At ten years old in 1997, I was on a plane with my older brother. I sat in a comfortable seat. I watched movies. I ate great food. And I was safe. I was happy to leave Ghana for Canada, where my mother waited for me.
At seven years old in 1817, a girl only known as Sey with an ID number, 110923 was on a slave ship without an older brother, without a mother, without a family. She was probably one of my distant relatives and was maybe transferred from Fort William to the slave ship, where she was one of 407 slaves. She was naked, shackled to strangers, pinned to the floor and covered by feces throughout her voyage to Brazil, where her masters waited for her.
Her and I share the same name and probably the same ancestors. We may have walked on the same ground on our way to our mothers, though 200 years apart. We were alike just little children when we left Ghana for the New World. Yet, our worlds and lives couldn’t be anymore different. I flew over the Atlantic Ocean with my brother to be with my family. She struggled alone over the Atlantic Ocean to be without her family. That is the difference between 200 years. I am privileged. She was oppressed.
Black Canadians are neither slaves nor segregated. We are privileged, not oppressed. The world is not like it was 200 years ago when our ancestors jumped to their deaths into the Atlantic Ocean to avoid coming here. Now, our parents risk everything to come Canada.
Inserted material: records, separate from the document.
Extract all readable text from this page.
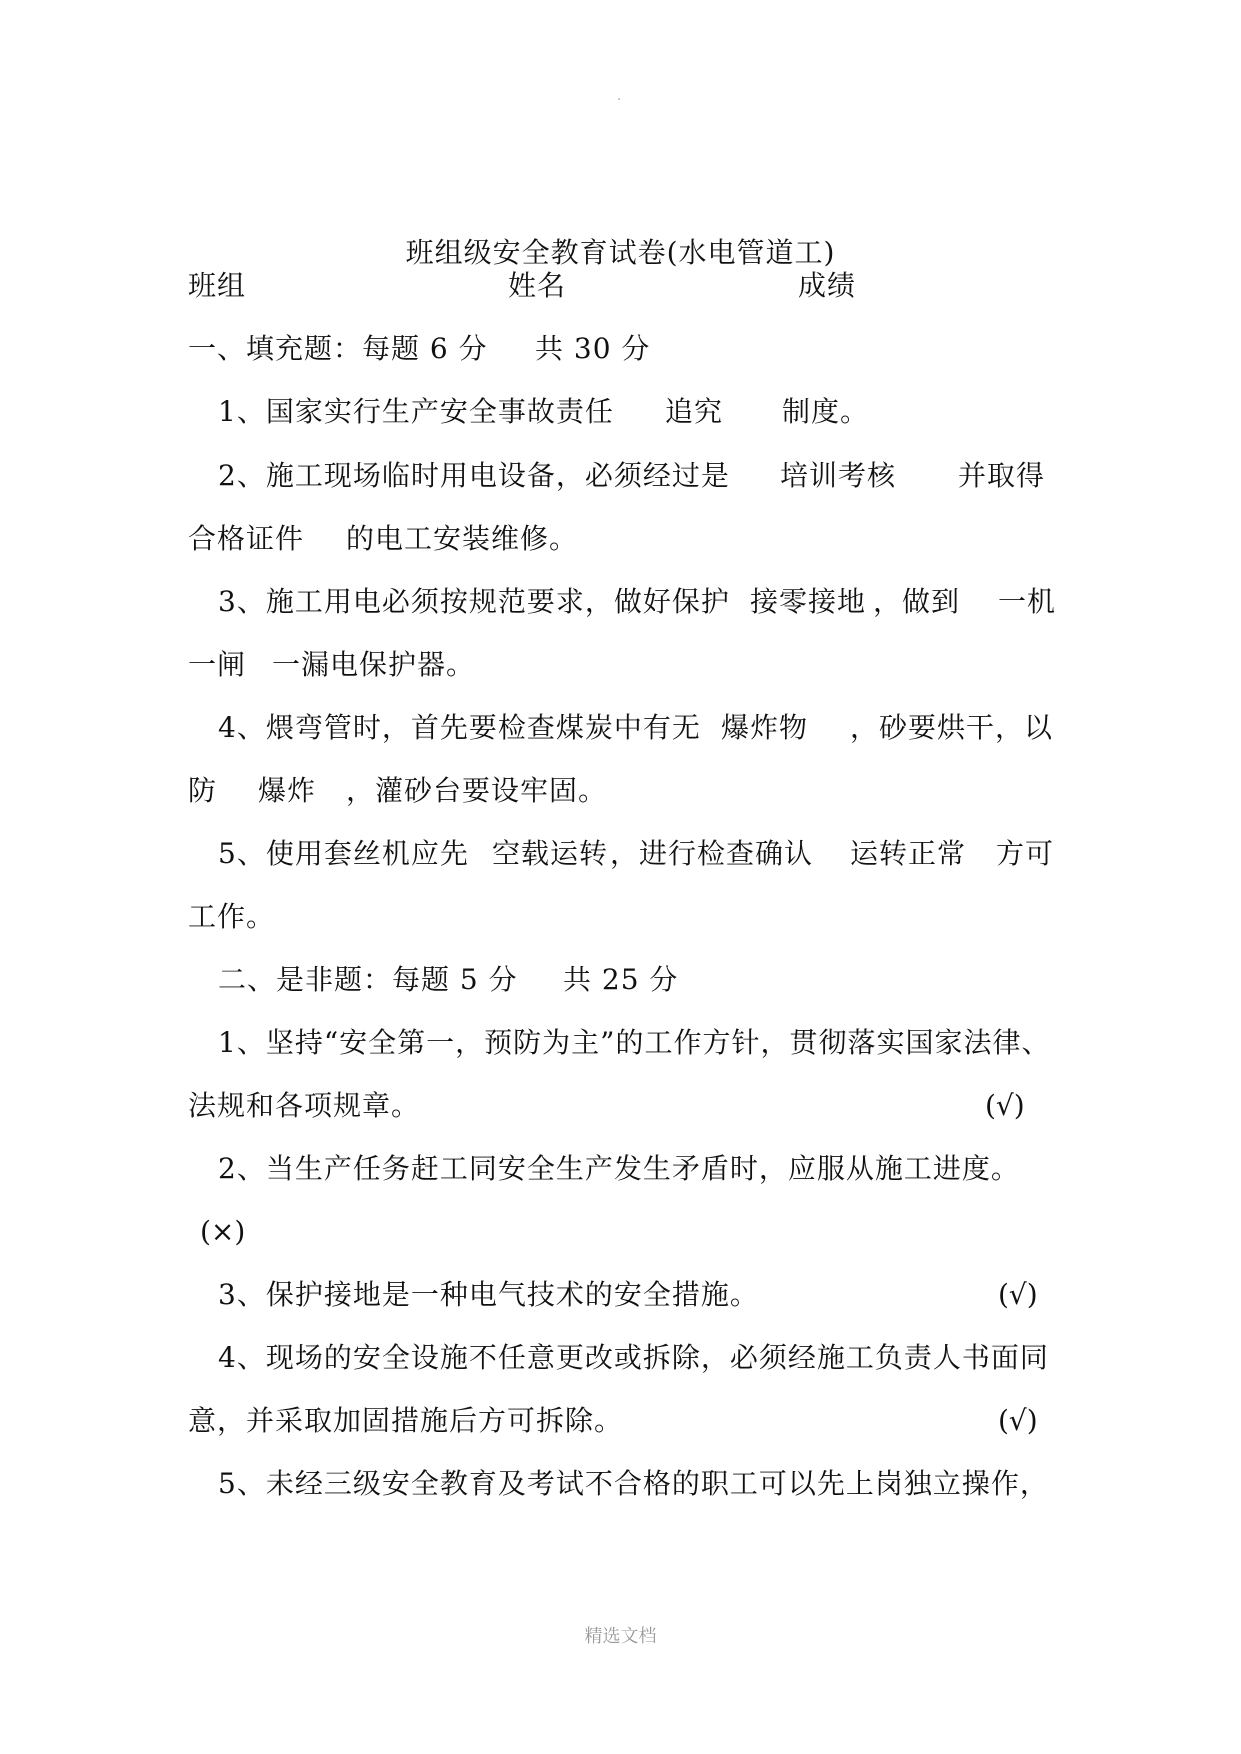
班组级安全教育试卷(水电管道工)
班组	姓名	成绩
一、填充题：每题 6 分 共 30 分
1、国家实行生产安全事故责任 追究 制度。
2、施工现场临时用电设备，必须经过是 培训考核 并取得
合格证件 的电工安装维修。
3、施工用电必须按规范要求，做好保护 接零接地 ，做到 一机
一闸 一漏电保护器。
4、煨弯管时，首先要检查煤炭中有无 爆炸物 ，砂要烘干，以
防 爆炸 ，灌砂台要设牢固。
5、使用套丝机应先 空载运转 ，进行检查确认 运转正常 方可
工作。
二、是非题：每题 5 分 共 25 分
1、坚持“安全第一，预防为主”的工作方针，贯彻落实国家法律、
法规和各项规章。	(√)
2、当生产任务赶工同安全生产发生矛盾时，应服从施工进度。
(×)
3、保护接地是一种电气技术的安全措施。	(√)
4、现场的安全设施不任意更改或拆除，必须经施工负责人书面同
意，并采取加固措施后方可拆除。	(√)
5、未经三级安全教育及考试不合格的职工可以先上岗独立操作，
精选文档
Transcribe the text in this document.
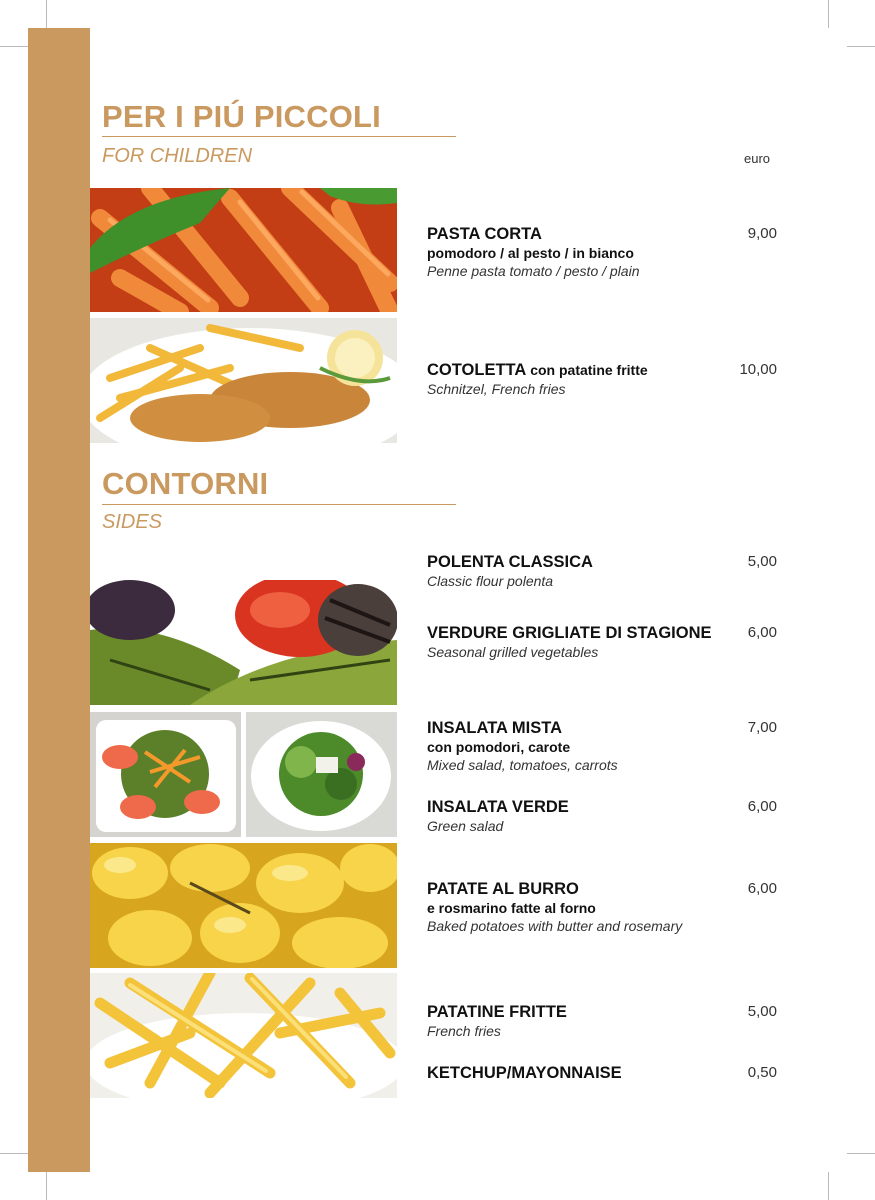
PER I PIÚ PICCOLI
FOR CHILDREN	euro
CONTORNI
SIDES
PASTA CORTA
pomodoro / al pesto / in bianco
Penne pasta tomato / pesto / plain
9,00
COTOLETTA con patatine fritte
Schnitzel, French fries
10,00
POLENTA CLASSICA
Classic flour polenta
5,00
VERDURE GRIGLIATE DI STAGIONE
Seasonal grilled vegetables
6,00
INSALATA MISTA
con pomodori, carote
Mixed salad, tomatoes, carrots
7,00
INSALATA VERDE
Green salad
6,00
PATATE AL BURRO
e rosmarino fatte al forno
Baked potatoes with butter and rosemary
6,00
PATATINE FRITTE
French fries
5,00
KETCHUP/MAYONNAISE	0,50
Yet, we grumble that Canada is systemically racist, though we cannot name a single racist law in the nation right now. We tweet about our oppression on iPhones without guilt. We yearn for victimhood like our ancestors yearned for freedom. Are we oppressed? No. We are just so accustomed to privilege, it feels like oppression.
I, however, remember that I was delighted to fly over an ocean my ancestors never wanted to see.